The intrinsic permittivity, not apparent permittivity of semiconducting layers of high voltage cross-linked polyethylene (XLPE) cables imposes a significant influence on the design of partial discharge detecting sensors. It has extremely high permittivity, resulting in dimensional effect, an embodiment of the difference between the intrinsic permittivity and apparent or measurable permittivity. To investigate this dimensional effect in semiconducting material, a mathematical model is set up in this paper for a capacitor with two rectangular-shaped electrodes in parallel, between which is inserted a semi-conducting sample. First, the expression of electric field in the semiconducting material is worked out theoretically. Then, the measurable or apparent complex permittivity is expressed as a function of intrinsic permittivity, dimensions of the sample and frequency.
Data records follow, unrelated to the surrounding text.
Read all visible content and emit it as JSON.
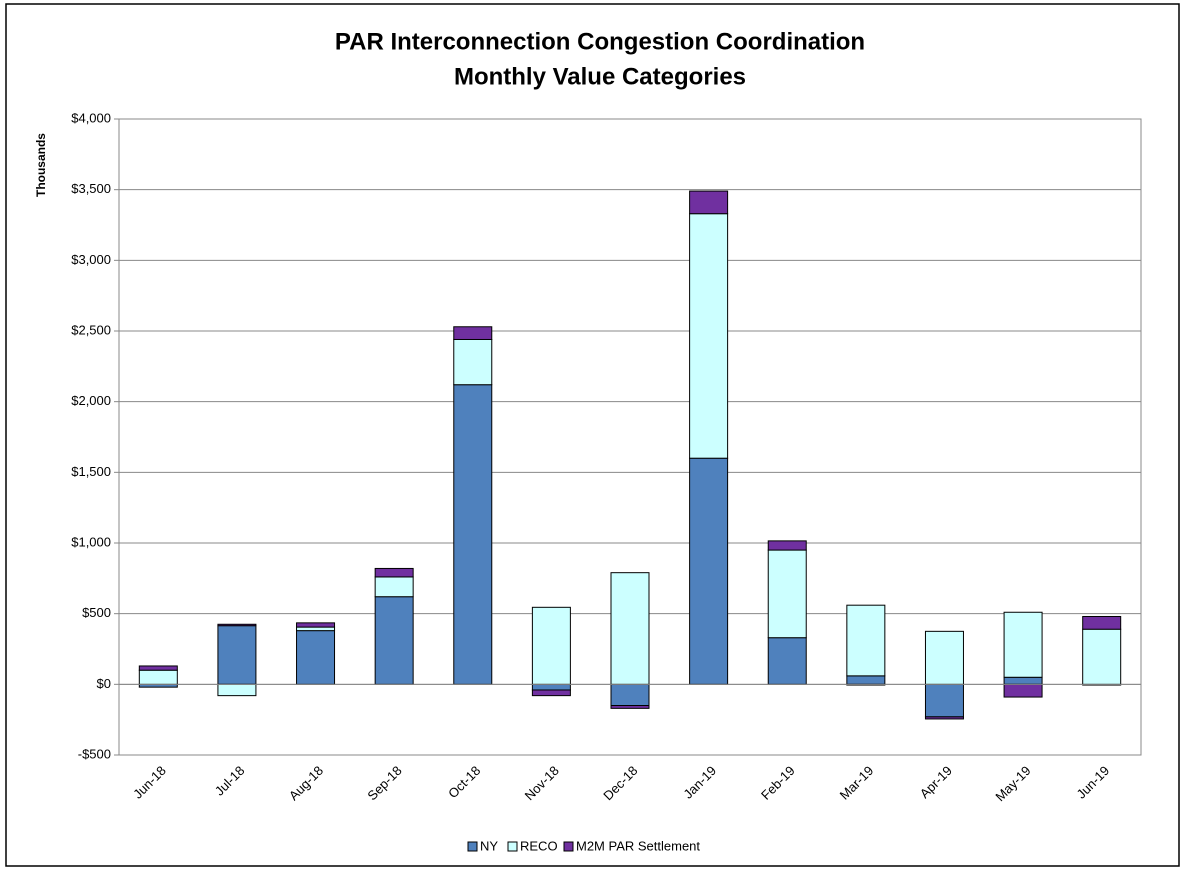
{
  "chart_data": {
    "type": "stacked_bar",
    "title": "PAR Interconnection Congestion Coordination",
    "subtitle": "Monthly Value Categories",
    "y_label": "Thousands",
    "categories": [
      "Jun-18",
      "Jul-18",
      "Aug-18",
      "Sep-18",
      "Oct-18",
      "Nov-18",
      "Dec-18",
      "Jan-19",
      "Feb-19",
      "Mar-19",
      "Apr-19",
      "May-19",
      "Jun-19"
    ],
    "series": [
      {
        "name": "NY",
        "color": "#4f81bd",
        "values": [
          -20,
          415,
          380,
          620,
          2120,
          -40,
          -150,
          1600,
          330,
          60,
          -230,
          50,
          -5
        ]
      },
      {
        "name": "RECO",
        "color": "#ccffff",
        "values": [
          100,
          -80,
          25,
          140,
          320,
          545,
          790,
          1730,
          620,
          500,
          375,
          460,
          390
        ]
      },
      {
        "name": "M2M PAR Settlement",
        "color": "#7030a0",
        "values": [
          30,
          10,
          30,
          60,
          90,
          -40,
          -20,
          160,
          65,
          -5,
          -15,
          -90,
          90
        ]
      }
    ],
    "ylim": [
      -500,
      4000
    ],
    "yticks": [
      {
        "value": -500,
        "label": "-$500"
      },
      {
        "value": 0,
        "label": "$0"
      },
      {
        "value": 500,
        "label": "$500"
      },
      {
        "value": 1000,
        "label": "$1,000"
      },
      {
        "value": 1500,
        "label": "$1,500"
      },
      {
        "value": 2000,
        "label": "$2,000"
      },
      {
        "value": 2500,
        "label": "$2,500"
      },
      {
        "value": 3000,
        "label": "$3,000"
      },
      {
        "value": 3500,
        "label": "$3,500"
      },
      {
        "value": 4000,
        "label": "$4,000"
      }
    ],
    "grid": true,
    "legend": "bottom"
  }
}
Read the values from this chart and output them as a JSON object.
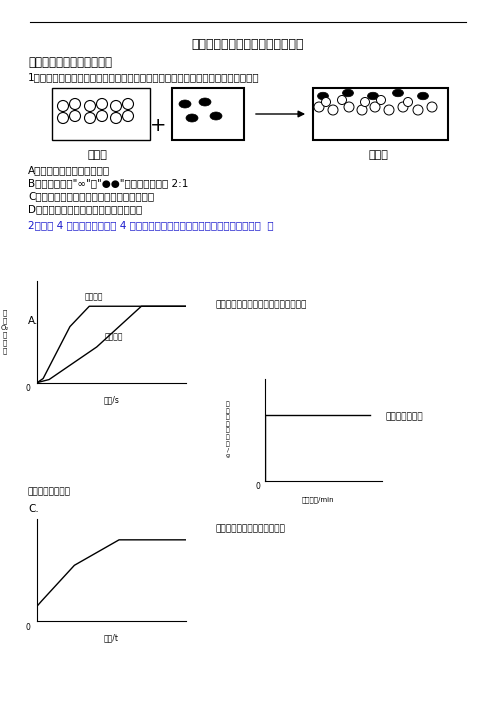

Next, five blocks with different dimensions are introduced to study the dimensional effect. The numerical analysis demonstrates that above 10 MHz, samples with different dimensions result in different apparent permittivity or measurable permittivity if experiments are carried out for the samples with the assumed dimensions. This implies that dimensional effects should be considered when accurate intrinsic permittivity of the semiconducting materials is needed.